Does SPECT/CT Imaging Paired with Clinical Evaluation Provide Prognostic Utility for Short-term Outcomes of Targeted Interventions for Chronic Axial Spine Pain? An Exploratory Study


  • Zachary L. McCormick, MD University of Utah
  • Stuart Willick, MD University of Utah
  • Zach Beresford, MD
  • Aaron Conger, DO University of Utah
  • Richard Kendall, DO University of Utah
  • Lubdha Shah, MD University of Utah
  • Troy Hutchins, MD University of Utah
  • Kathryn Morton, MD University of Utah


bisphosphonate, SPECT/CT, facet, zygapophyseal, targeted, injection


To determine short-term pain outcomes associated with targeted intervention, guided by a concordant clinical evaluation and Tc-99m methylenediphosphonate SPECT/CT bone scan findings in patients with chronic recalcitrant axial spine pain.
Medical records were reviewed of consecutive patients who underwent SPECT/CT as part of their evaluation between April, 2007 and August, 2012. Corticosteroid injection or radiofrequency ablation (RFA) was performed based on concordance between clinical evaluation and SPECT/CT findings. The primary outcome was the proportion of patients with >50% pain reduction at >4 weeks after the intervention.

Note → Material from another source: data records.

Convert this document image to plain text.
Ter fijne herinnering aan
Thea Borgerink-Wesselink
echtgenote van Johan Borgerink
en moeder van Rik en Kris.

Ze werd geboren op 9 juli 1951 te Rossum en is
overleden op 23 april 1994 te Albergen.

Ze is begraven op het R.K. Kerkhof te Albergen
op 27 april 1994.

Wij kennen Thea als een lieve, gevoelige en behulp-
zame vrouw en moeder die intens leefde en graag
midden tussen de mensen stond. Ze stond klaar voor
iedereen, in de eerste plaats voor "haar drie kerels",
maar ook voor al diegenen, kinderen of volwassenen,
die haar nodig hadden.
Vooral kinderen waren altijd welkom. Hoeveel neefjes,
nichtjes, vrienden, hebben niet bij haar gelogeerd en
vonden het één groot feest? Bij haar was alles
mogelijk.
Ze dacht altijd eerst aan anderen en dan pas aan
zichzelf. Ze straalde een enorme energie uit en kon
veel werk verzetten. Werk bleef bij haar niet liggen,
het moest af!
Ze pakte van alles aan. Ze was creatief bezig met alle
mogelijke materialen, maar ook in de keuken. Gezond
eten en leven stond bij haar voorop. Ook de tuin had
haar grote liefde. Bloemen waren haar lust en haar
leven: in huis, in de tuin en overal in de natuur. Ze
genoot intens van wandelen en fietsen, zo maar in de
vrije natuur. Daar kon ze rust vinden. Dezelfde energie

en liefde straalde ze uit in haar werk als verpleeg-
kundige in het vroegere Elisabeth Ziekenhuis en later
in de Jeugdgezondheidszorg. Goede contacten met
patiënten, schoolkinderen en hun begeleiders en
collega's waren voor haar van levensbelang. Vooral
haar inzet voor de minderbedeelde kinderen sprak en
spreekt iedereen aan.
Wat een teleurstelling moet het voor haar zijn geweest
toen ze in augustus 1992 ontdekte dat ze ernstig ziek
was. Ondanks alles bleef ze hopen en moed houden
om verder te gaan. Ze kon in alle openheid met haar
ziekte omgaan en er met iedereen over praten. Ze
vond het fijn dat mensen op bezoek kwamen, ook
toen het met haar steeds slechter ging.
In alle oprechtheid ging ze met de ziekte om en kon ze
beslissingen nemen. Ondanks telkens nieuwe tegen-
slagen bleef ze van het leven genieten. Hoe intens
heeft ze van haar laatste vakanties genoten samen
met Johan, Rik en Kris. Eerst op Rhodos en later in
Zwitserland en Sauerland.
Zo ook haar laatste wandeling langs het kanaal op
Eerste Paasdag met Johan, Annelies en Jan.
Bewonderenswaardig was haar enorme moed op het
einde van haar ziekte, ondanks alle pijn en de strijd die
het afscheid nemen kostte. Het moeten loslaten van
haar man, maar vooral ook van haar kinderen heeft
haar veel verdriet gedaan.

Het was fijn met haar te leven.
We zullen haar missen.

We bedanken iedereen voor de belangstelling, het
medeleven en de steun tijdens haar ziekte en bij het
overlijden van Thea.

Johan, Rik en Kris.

Of 98 patients who underwent SPECT/CT, 77 (79%) underwent targeted intervention. A responder rate (>50% pain relief) of 50% (95% CI 35-65%) and 60% (95% CI 35-85%) for facet and non-facet axial spinal corticosteroid injections >4 weeks post-intervention, respectively, was observed. MBN RFA demonstrated a responder rate (>80% pain relief) of 78% (95% CI 59-97%) at least 4 weeks post-treatment; 67% (95% CI 45-88%) of patients who underwent MBN RFA following this selection protocol reported 100% pain relief at least 4 weeks post treatment.

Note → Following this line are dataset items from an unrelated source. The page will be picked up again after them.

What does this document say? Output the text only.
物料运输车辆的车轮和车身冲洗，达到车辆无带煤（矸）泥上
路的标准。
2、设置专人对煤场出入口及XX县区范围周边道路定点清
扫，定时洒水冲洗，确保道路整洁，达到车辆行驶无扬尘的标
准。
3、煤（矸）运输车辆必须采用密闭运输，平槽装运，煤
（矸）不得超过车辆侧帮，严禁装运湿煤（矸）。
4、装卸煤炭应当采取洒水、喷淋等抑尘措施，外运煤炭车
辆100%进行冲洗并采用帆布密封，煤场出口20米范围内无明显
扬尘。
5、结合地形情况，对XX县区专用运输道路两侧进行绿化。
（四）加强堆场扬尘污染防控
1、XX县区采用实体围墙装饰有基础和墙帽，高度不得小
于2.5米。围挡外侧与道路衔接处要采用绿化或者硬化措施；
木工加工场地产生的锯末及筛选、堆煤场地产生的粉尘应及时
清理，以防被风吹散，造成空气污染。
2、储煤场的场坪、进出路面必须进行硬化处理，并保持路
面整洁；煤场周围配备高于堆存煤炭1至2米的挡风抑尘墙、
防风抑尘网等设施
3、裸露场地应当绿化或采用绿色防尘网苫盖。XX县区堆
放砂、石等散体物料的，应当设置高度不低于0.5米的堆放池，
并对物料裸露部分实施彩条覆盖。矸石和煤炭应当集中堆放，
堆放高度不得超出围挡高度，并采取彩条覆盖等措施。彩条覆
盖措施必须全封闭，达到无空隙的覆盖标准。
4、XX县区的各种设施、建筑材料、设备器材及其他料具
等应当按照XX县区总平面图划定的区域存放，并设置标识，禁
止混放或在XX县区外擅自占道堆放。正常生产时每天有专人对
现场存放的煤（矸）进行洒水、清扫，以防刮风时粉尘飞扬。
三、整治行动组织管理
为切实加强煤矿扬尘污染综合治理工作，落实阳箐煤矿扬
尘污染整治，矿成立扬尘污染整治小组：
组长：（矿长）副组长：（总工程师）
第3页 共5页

In this single center retrospective study, SPECT/CT interpreted in the context of the clinical evaluation provided value as a prognostic tool for targeted interventions in patients with chronic, axial spine pain. However, prospective, multi-center study with long-term outcome assessment including defining means of quantifying clinically meaningful SPECT/CT findings is needed.